Disclaimer! – Nope, I still don’t own anything lotr…
A/N – I’m really sorry, first of all that his has taken so long, and secondly that its so short!
As it turned out, I learned a vital piece of information into unlocking the mystery of my new master that very next day. It happened as we drew very near to Helm’s Deep, and the people were looking forward to a roof over their heads for the night.
My Lord Aragorn was walking beside me today with the Lady Éowyn and her own horse, a fine bay mare of sweet nature called Elroch. Her name was elvish apparently, and very rare it was for a horse to be given an elvish name; for it meant `Star-horse’, as Elroch had a distinguishing white star upon her forehead.
For the most part, the Lord and Lady walked in silence. Then Éowyn asked that crucial question.
“Where is she? The woman who gave you that jewel.” She nodded at the silver pendent around Aragorn’s neck.

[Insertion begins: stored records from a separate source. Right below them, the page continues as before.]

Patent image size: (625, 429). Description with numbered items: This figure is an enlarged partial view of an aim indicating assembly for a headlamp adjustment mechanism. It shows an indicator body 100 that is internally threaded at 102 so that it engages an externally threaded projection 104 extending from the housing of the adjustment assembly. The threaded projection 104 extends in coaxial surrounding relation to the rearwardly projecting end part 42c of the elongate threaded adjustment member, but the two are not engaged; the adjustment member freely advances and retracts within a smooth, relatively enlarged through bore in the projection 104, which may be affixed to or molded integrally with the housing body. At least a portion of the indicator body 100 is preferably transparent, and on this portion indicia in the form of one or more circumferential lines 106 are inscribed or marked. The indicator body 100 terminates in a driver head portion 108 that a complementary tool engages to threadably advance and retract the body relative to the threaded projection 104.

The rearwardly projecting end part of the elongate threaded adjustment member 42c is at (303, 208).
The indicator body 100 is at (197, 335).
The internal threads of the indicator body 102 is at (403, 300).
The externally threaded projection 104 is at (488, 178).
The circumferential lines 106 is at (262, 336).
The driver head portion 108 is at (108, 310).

“She is sailing to Undying Lands, with all that is left of her kin.” He was not rude about it, but he gave the impression that he would say no more, and that the conversation was over. Éowyn fell quite and looked at her feet.

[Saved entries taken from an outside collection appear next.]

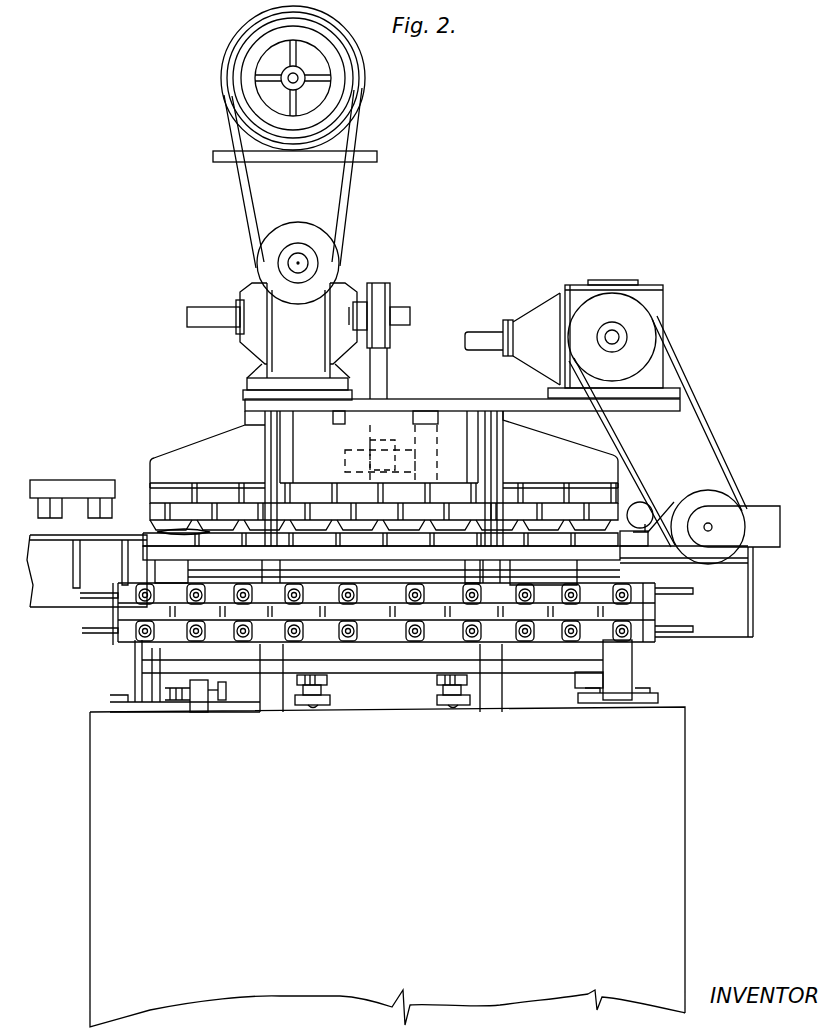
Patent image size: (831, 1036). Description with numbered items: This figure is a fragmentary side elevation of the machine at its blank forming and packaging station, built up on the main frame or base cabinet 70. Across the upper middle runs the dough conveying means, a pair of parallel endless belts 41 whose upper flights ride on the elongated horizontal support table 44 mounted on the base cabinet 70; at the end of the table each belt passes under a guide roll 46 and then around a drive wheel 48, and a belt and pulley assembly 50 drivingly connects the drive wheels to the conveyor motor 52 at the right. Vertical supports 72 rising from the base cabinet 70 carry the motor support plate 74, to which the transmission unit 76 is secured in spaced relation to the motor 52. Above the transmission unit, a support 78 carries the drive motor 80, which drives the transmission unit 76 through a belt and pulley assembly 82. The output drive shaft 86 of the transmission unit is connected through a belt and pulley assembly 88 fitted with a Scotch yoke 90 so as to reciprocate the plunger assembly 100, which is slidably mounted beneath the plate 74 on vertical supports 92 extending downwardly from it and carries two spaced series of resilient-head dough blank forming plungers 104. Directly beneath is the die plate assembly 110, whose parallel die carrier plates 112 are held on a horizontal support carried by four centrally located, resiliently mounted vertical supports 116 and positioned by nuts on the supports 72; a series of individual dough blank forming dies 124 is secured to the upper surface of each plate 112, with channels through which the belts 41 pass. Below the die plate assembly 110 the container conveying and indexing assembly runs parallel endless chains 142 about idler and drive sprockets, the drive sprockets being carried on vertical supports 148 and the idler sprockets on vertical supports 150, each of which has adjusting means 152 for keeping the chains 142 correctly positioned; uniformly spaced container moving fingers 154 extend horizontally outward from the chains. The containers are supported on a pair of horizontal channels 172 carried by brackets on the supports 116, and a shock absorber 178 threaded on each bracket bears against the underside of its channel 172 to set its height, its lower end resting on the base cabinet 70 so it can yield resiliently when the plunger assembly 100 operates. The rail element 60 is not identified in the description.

The drive motor 80 is at (356, 81).
The support 78 is at (377, 156).
The belt and pulley assembly 82 is at (348, 252).
The transmission unit 76 is at (250, 342).
The belt and pulley assembly 88 is at (392, 300).
The output drive shaft 86 is at (411, 317).
The motor support plate 74 is at (245, 406).
The Scotch yoke 90 is at (396, 449).
The vertical supports 92 is at (445, 421).
The vertical supports 72 is at (277, 458).
The plunger assembly 100 is at (518, 433).
The dough blank forming plungers 104 is at (150, 497).
The dough blank forming dies 124 is at (160, 532).
The support table 44 is at (72, 578).
The die carrier plates 112 is at (152, 556).
The die plate assembly 110 is at (627, 547).
The guide roll 46 is at (645, 503).
The endless belts 41 is at (668, 505).
The drive wheel 48 is at (737, 496).
The belt and pulley assembly 50 is at (704, 441).
The motor 52 is at (657, 305).
The guide rail 60 is at (72, 476).
The container moving fingers 154 is at (90, 603).
The vertical supports 116 is at (323, 666).
The endless chains 142 is at (645, 609).
The vertical supports 150 is at (142, 666).
The adjusting means 152 is at (202, 707).
The vertical supports 148 is at (627, 676).
The channels 172 is at (402, 665).
The shock absorber 178 is at (332, 703).
The base cabinet 70 is at (452, 844).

But yes! There it was! The first piece of the puzzle! So the woman who had given it to him had sailed into the Undying Lands. Now, I won’t lie, I knew very little at that point about elves, in fact I knew next to nothing. But what I did know was that the Undying Lands, or Valinor, were the home of the `gods’, as men call them, though to all horses, indeed al animals, they are the Valar. But the passage to Valinor was only open to those of elven kind – so whoever this woman was, I knew she was an elf, and that explained at least a little of my masters thoughts the night before. If she was an elf, she was immortal; yet he was a mortal man, and doomed to the Gift of Ilúvatar when at last his time came. For them to be together would mean she would have to forsake her immortality – and if that is not something that lies heavily upon a mind, then I don’t know what is.

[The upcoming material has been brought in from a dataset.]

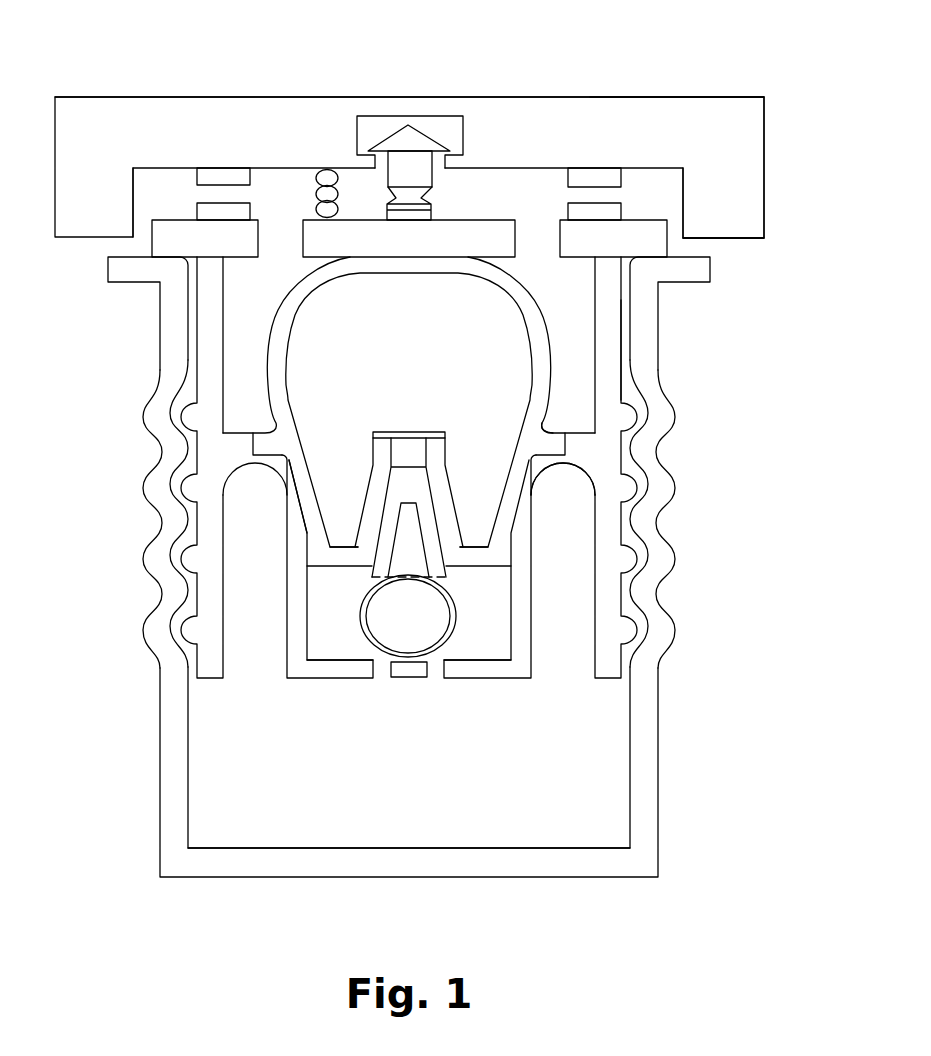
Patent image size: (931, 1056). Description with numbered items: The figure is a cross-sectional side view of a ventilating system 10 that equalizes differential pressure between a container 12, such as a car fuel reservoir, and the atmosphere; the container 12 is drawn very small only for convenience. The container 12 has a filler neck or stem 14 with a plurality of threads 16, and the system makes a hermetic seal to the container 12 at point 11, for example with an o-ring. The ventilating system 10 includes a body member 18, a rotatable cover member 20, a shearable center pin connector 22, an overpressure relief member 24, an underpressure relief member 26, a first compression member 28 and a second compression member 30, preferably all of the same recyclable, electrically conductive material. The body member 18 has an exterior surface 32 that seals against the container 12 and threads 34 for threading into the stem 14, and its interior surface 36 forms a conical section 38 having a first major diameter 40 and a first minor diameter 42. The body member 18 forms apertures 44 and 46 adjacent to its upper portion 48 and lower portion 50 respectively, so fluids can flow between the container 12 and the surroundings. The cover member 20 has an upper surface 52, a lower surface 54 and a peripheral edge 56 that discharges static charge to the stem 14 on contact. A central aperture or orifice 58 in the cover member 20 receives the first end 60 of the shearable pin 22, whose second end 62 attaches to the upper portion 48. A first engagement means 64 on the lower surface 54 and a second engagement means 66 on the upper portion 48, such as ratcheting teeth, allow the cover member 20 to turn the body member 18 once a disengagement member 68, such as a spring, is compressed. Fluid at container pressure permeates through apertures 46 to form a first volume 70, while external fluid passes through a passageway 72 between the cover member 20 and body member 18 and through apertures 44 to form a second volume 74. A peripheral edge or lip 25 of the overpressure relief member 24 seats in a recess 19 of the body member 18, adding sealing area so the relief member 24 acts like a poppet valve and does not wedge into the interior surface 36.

At that moment, Háma and Gambling cantered past us to on two chestnuts I didn’t know, to scout ahead for danger. My master watched them over the hill with troubled eyes – he felt something was wrong. Of course, I could feel it too, as is the way with us horses, but I was convinced the whole thing was wrong, and I could not put my hoof on the problem, so I kept still. But I was uneasy – I could just tell that before long, something was going to happen.
A few minutes later, I heard the neigh of one of their horses; it was a warning, sounding shrill and clear through the air. I stopped dead and pricked my ears up over the hill, neighing in response. I waited; no reply.
Aragorn seemed to sense something was wrong and when he saw Legolas, who had been watching out over the hilltop suddenly fly down the other side and disappear from view, he tensed up.
“My Lady,” he began, but Éowyn nodded and took my reins from him. At a fast pace, though still walking, he climbed the hill and looked down to survey the scene below him. Just faintly, I heard Legolas cry, “A Scout!”
Without hesitation, Aragorn turned and sped back down the hill as fast as he could with out stumbling, shouting out a warning…
“Attack! Attack! We’re under attack!”